2019 Volume 129 Issue 12 Pages 2519-2524
A 66-year-old Japanese woman presented with a three month history of nodules on the right buttock, thigh and lower leg. She had been diagnosed with rheumatoid arthritis which had been treated with methotrexate and prednisolone, and the administration of abatacept. The nodule was about 2 cm in diameter with 10 day history of pain and linear erythema. After taking antibiotics, the nodule ulcerated. On the right side of the lesion, a 5 mm bulla was noted. Biopsies were taken from both lesions. Histopathology: On the nodular lesion, many granulomas had formed. On the bullous lesion, an intra-epidermal blister with epidermal necrosis and ballooning degeneration was detected. Both lesions had perivascular fibrin deposition, nuclear dust and red blood cell extravasation. Immunohistochemical findings of VZV were positive in both lesions. By real time PCR, only VZV was detected.

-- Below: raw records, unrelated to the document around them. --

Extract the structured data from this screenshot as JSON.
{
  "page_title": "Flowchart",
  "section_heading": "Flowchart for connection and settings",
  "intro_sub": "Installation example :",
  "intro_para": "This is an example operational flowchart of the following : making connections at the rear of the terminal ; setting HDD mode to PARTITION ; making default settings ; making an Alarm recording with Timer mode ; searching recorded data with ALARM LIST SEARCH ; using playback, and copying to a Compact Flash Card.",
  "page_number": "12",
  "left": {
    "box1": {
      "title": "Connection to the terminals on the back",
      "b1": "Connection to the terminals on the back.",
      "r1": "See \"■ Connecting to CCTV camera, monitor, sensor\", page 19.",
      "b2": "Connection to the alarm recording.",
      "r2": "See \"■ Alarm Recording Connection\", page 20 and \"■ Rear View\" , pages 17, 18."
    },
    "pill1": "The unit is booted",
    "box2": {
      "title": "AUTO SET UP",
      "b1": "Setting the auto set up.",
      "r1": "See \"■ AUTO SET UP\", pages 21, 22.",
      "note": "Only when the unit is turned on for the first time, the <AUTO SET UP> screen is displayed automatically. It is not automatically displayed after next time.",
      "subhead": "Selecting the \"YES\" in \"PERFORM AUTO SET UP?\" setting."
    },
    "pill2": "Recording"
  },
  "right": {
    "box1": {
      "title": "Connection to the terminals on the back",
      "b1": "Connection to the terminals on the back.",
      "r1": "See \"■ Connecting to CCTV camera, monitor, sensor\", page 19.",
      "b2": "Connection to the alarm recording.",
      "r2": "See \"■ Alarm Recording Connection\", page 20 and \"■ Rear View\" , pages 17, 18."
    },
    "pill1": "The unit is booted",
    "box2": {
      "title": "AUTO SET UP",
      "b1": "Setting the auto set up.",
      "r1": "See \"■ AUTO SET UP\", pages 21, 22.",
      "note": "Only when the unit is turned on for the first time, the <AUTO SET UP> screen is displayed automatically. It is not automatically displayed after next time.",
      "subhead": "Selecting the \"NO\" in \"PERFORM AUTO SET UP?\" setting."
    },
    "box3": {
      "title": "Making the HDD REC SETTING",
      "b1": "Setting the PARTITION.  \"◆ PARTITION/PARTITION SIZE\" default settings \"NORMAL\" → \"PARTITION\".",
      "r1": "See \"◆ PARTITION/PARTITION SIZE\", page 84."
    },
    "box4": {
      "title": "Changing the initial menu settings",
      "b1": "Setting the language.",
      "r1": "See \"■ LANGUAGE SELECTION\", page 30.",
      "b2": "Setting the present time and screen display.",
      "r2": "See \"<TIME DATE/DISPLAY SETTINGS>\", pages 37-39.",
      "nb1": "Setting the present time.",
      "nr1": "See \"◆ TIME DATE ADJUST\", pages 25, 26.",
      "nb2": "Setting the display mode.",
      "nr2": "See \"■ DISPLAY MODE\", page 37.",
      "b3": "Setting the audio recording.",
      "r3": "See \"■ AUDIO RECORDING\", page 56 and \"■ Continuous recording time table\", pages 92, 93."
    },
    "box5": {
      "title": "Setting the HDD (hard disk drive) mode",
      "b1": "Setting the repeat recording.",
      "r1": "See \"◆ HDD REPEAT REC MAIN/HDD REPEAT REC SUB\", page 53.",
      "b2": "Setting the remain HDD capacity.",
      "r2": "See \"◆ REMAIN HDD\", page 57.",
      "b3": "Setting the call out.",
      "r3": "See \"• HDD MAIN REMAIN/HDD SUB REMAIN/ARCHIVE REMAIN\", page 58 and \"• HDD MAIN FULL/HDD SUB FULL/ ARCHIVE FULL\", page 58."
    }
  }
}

We diagnosed the nodular lesions as cutaneous granulomatous vasculitis associated with herpes zoster infection. This disease is a non-necrotizing granulomatous vasculitis that may occur in VZV reactivation, particularly in an immunocompromised host. It can be severe when it affects the central nervous system. In the skin, however, it is rare. This is a first case of granulomatous vasculitis associated with herpes zoster infection in Japan.